The Relationship Between Mergers And Acquisitions And The Insolvency And Bankruptcy Code (IBC) In India: A Critical Analysis
Arjun Khanna, Amity Law School, Noida
ABSTRACT
The present study undertakes a critical analysis of the correlation between mergers and acquisitions (M&A) and the Insolvency and Bankruptcy Code (IBC) in the Indian context. The enactment of the IBC in 2016 has brought about significant reforms to India's insolvency framework, providing an efficient mechanism for resolving distressed assets and reviving financially distressed companies. This has been particularly relevant in light of the recent surge in M&A activities, which has been driven by market consolidation, globalisation, and strategic synergies.
This study examines the effects of the IBC on M&A deals, emphasising the difficulties and advantages that it offers prospective purchasers. The implementation of the moratorium period in accordance with the Insolvency and Bankruptcy Code (IBC) has the potential to exert a substantial influence on ongoing merger and acquisition (M&A) discussions by halting legal proceedings during the resolution process. The IBC also places emphasis on the acquisition and resolution processes of distressed assets, thereby presenting prospects for acquirers to partake in the resolution process and capitalise on undervalued opportunities.
The Insolvency and Bankruptcy Code (IBC) offers distinctive opportunities for acquirers through the provision of flexibility in structuring resolution plans and exemption from delisting regulations. Despite this, acquirers are required to navigate a multifaceted resolution process, tackle regulatory ambiguities, and surmount operational and financial challenges that are linked to the acquisition of distressed assets. The aforementioned statement pertains to the legal aspects that are taken into account during mergers and acquisitions (M&A) transactions by the Insolvency and Bankruptcy Code (IBC). The paper delves into a comprehensive analysis of crucial elements, including but not limited to the exercise of reasonable care and attention, identification of financially troubled entities, development of strategies to resolve issues, acquisition of endorsement from the Committee of Creditors (COC), adherence to regulatory requirements, an amalgamation of operations, the establishment of mechanisms to resolve disputes, and compliance with post-acquisition regulations.

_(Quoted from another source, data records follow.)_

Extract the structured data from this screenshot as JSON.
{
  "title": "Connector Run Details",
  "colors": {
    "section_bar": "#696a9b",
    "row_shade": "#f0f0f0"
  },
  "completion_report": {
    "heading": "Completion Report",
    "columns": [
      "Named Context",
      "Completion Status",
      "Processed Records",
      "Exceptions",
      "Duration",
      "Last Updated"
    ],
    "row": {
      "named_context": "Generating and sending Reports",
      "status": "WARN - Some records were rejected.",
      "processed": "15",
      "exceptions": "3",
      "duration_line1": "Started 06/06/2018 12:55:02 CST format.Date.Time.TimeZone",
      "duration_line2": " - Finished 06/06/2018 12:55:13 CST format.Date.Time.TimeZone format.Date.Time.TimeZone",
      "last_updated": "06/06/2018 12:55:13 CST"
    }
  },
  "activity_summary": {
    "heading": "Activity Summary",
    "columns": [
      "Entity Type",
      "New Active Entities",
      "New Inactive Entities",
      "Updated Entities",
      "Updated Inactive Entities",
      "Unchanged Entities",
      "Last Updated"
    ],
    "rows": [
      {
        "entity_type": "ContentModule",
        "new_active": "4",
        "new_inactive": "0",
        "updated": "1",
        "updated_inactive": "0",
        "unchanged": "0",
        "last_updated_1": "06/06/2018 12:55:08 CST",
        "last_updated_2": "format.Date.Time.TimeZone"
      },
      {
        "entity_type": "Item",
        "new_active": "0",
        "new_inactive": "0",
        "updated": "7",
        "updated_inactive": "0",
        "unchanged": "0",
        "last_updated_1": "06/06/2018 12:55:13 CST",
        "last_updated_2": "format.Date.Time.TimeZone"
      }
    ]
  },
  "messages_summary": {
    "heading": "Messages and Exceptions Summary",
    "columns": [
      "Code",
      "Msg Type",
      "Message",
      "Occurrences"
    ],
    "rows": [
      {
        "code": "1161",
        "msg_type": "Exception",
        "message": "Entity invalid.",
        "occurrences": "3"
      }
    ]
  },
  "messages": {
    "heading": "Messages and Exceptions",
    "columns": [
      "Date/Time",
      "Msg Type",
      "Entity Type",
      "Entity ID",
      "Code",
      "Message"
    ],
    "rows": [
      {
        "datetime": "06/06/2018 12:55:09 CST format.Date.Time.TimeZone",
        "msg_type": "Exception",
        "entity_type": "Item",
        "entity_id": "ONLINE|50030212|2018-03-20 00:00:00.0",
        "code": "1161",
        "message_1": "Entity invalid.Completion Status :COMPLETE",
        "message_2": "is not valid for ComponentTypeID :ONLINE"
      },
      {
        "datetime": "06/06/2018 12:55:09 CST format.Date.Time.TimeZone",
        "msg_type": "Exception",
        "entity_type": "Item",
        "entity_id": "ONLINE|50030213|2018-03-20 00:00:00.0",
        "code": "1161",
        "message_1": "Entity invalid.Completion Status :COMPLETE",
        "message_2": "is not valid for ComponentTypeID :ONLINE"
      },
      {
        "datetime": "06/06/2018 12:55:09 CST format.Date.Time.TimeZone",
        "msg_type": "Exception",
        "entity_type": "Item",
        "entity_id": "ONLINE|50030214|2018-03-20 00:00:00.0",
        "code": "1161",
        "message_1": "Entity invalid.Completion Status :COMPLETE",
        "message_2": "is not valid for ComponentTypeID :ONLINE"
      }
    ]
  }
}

Moreover, it underscores the significant modifications that have been incorporated into the International Building Code (IBC) to cater to the changing demands and complexities. The aforementioned modifications comprise the integration of home buyers within the category of financial creditors, the prohibition of promoters from participating in the acquisition of distressed assets, an explication regarding the process of addressing the Competition Commission of India (CCI), revisions to the Takeover Code, exceptions from delisting, and the mandate for obtaining CCI's approval. This study concludes that the Insolvency and Bankruptcy Code (IBC) and its subsequent amendments play a significant role in enhancing the efficiency of the insolvency framework concerning mergers and acquisitions (M&A) in India. Achieving favourable results in mergers and acquisitions (M&A) within the framework of the Insolvency and Bankruptcy Code (IBC) necessitates a thorough grasp of the intricacies involved, efficient measures to mitigate risks, and the capacity to enhance the worth of troubled assets.